How College Works presents Russell as someone for whom "everything worked." "[A]ll of the challenges were met, the breaks all fell his way." (149) "Within four years of graduating from the college, Russell was vice president of a small advertising agency in Manhattan. By 2012—seven years after college—he was in a senior executive position with an international marketing and advertising firm." (151)
But some of us don't want to leave college, because we know how rare respectful, thoughtful environments are. We know what good they can do. For some from difficult backgrounds, school is the only place you can hear yourself think. Where people talk to you with respect and appreciate your questions and answers. Here's Amy, talking about how she developed "intellectual confidence" in college:
[I was] treated like—sort of like an equal in a way, more like a colleague than being condescended to by professors. I think that's really important, being viewed as a fellow intellectual, if you will. And carrying that into the real world, I think that you can continue to believe that everyone will perceive you that way. And when you believe that people will perceive you that way, they do. (142)
Amy's correct in saying that if you believe people will treat you as a fellow intellectual, they will. It's something I've had to relearn because at times I've bounced from one vicious, thoughtless environment to another. There are a lot of people and places addicted to the thrill of bullying as opposed to strengthening another's confidence.
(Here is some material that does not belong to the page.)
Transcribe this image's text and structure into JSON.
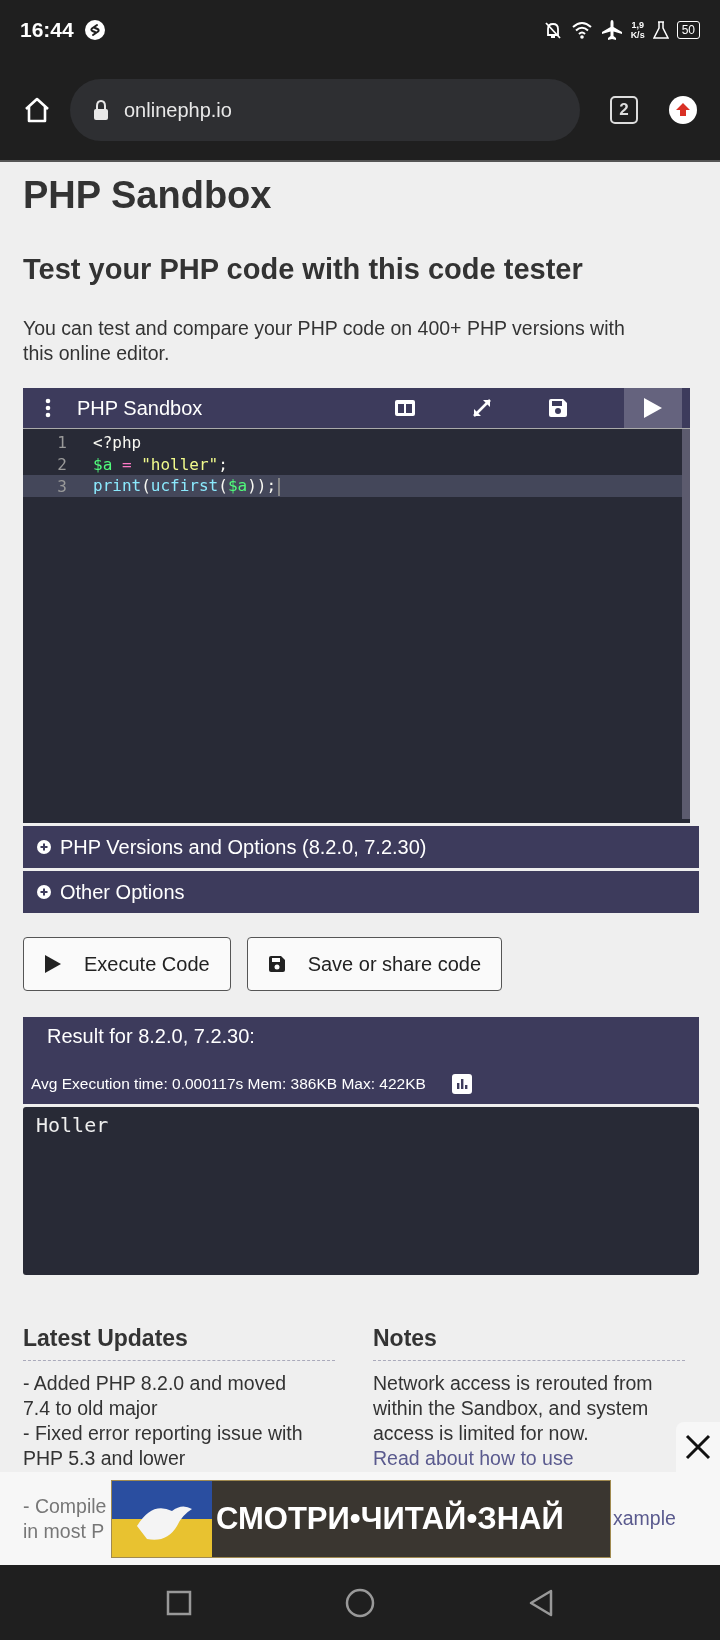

Perhaps the ultimate defense of higher education is the potential it has for building its students no matter what. Businesses and even families can't quite claim this, because the pursuit of knowledge is so deeply personal. You're literally building your mind, and what a joy it is to have people treasure that.
I would be remiss if I didn't briefly state the conclusions of How College Works. "Deploy the best teachers for maximum impact;" "Use space to help people meet;" "Use strategic scheduling to improve the odds for learning;" "Help motivated students find each other;" "Focus especially on students' early careers;" "Use the arithmetic of engagement." (159-161) You can see a theme stand out: people matter. Get the best teachers teaching more, help students meet, help motivated students meet.
I feel lucky that a lot of their conclusions make sense to me. There's no reason this should be the case. I made a mess of my undergraduate studies, prioritizing books over people. I was angry and selfish and a terrible communicator—an absolute mess. A few small classes, some great mentors, and a lot of generous people reaching out helped me survive. In retrospect, I don't know much more could have been done. I didn't know what skills I lacked or how to fix what was wrong. All I did was go to the library and read because I felt dumb.
This continued in graduate school, where I read whatever I wanted however I liked. There were times I declined markedly as a writer despite having read that much more. Some great people and timely opportunities helped me get through it. I guess, in the end, I'm partial to Chambliss and Takacs' conclusions because I know what doesn't work.
References
Chambliss, D. F., & Takacs, C. G. How College Works. Cambridge: Harvard University Press, 2014.